Nelson Werneck Sodré cumpriu esta missão como um soldado da palavra, um estudioso de invejável capacidade de conexão entre o processo histórico, as idéias do Materialismo Dialético e o direito à liberdade. Tudo isto se fez em uma fecunda produção, de mais de sessenta volumes, por um homem desvestido da empáfia da intelectualidade arrogante, que está mais a serviço de si mesma que da sociedade.

Sodré foi um autor autêntico, um materialista que morreu convicto de seus ideais, de imensa atualidade, porque das suas observações amadureceram muitas discussões que ainda hoje permeiam os estudos históricos, a análise aguda no Brasil do papel da imprensa e das redes de comunicação, os caminhos da literatura nacional e a valorização da cultura brasileira.

Ao conhecer de perto a sua filha, Dra. Olga Sodré, com quem passei a travar longas e interessantes conversações que se transformaram em grande amizade, recebi o convite para tomar parte nas celebrações do centenário de nascimento do General Sodré. Quis logo oferecer o que de mais precioso tínhamos, um grupo de amigos que integram o Instituto Cultural de Itu. O papel dessa agremiação, até hoje, era a hercúlea tarefa de manter viva a tradição musical de nossa terra através do Museu da Música – Itu. Reunido o grupo diretor, deliberou pela criação de um Centro de Estudos Brasileiros que levasse o nome de Nelson Werneck Sodré, para promover encontros e reflexões, trazer a Itu gente que estudou a sua obra, colaborar na reedição da sua importantíssima bibliografia, para estar permanentemente ligado ao ISEB Nelson Werneck Sodré. Sobretudo esse departamento de nosso instituto deve ser um lugar em que se promoverá cotidianamente a luta pela cultura brasileira, caminhando de encontro aos anseios do Plano Nacional de Cultura, que valoriza o saber fazer, as práticas e os saberes populares, o estudo, a formação acadêmica e a reflexão sobre o Brasil.

Para tanto não poderíamos contar com outra senão a própria Dra. Olga na direção destes trabalhos. Será acolitada pela Profa. Durce Gonçalves Sanches, grupo que participarei formando trio, mais como obediente aprendiz que qualquer outra coisa.

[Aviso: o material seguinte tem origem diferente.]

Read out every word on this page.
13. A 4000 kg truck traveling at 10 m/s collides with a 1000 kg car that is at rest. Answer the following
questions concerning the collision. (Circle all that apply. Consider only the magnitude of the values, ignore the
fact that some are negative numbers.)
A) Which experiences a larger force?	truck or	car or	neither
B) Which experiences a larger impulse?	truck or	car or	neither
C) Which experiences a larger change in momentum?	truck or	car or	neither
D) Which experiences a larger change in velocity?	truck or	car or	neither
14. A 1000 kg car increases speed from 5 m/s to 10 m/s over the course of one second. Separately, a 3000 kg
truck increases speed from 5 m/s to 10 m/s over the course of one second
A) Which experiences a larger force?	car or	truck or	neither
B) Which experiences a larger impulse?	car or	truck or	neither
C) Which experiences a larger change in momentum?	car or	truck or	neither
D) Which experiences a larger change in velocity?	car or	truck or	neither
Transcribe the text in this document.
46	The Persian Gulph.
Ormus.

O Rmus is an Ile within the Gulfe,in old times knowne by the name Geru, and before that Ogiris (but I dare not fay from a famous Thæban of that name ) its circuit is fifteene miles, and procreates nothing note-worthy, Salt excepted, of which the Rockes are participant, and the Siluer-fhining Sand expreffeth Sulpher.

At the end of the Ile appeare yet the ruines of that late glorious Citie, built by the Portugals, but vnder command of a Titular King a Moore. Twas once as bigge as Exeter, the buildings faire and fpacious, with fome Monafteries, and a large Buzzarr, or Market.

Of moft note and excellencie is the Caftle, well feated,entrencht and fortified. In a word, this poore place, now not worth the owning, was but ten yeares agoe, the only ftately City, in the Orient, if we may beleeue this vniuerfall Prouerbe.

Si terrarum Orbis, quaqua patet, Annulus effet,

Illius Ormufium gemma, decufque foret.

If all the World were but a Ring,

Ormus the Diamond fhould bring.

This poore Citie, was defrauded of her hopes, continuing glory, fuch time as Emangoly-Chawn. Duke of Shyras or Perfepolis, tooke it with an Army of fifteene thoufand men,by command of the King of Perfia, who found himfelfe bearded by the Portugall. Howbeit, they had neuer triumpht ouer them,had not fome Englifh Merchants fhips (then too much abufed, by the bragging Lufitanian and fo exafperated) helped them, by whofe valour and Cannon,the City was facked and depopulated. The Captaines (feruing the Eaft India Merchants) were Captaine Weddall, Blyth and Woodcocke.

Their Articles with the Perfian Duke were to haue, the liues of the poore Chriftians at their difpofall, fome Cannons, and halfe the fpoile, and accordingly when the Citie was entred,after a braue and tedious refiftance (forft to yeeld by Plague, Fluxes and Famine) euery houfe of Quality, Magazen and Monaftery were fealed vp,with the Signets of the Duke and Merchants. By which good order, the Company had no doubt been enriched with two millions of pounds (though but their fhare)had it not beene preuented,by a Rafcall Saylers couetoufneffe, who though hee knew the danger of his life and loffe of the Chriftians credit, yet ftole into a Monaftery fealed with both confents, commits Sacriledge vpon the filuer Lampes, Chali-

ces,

Damos já o passo inicial para as atividades do Centro de Estudos Brasileiros Nelson Werneck Sodré, promovendo, em conjunto com o Museu da Música – Itu uma série de encontros culturais, intitulada Diálogos 2011. Participaremos também da reedição de uma de suas obras, Memórias de um escritor, que será relançada já em maio.

Acredito que a transformação que a sociedade brasileira merece só se fará por uma revolução lenta, alicerçada à transformação no acesso à cultura erudita e na valorização da sabedoria popular. O diálogo entre estes aspectos fará crescer e se fortalecer esse povo, como diagnosticara o velho soldado Nelson Werneck Sodré, ao carregar a bandeira mais significativa, a da liberdade do povo diante de si mesmo.

Agradeço à Dra. Olga pela oportunidade, nosso Instituto Cultural de Itu está pronto para grandes coisas.
 

Luis Roberto de Francisco é historiador, educador, músico, presidente do Instituto Cultural de Itu e do Museu da Musica.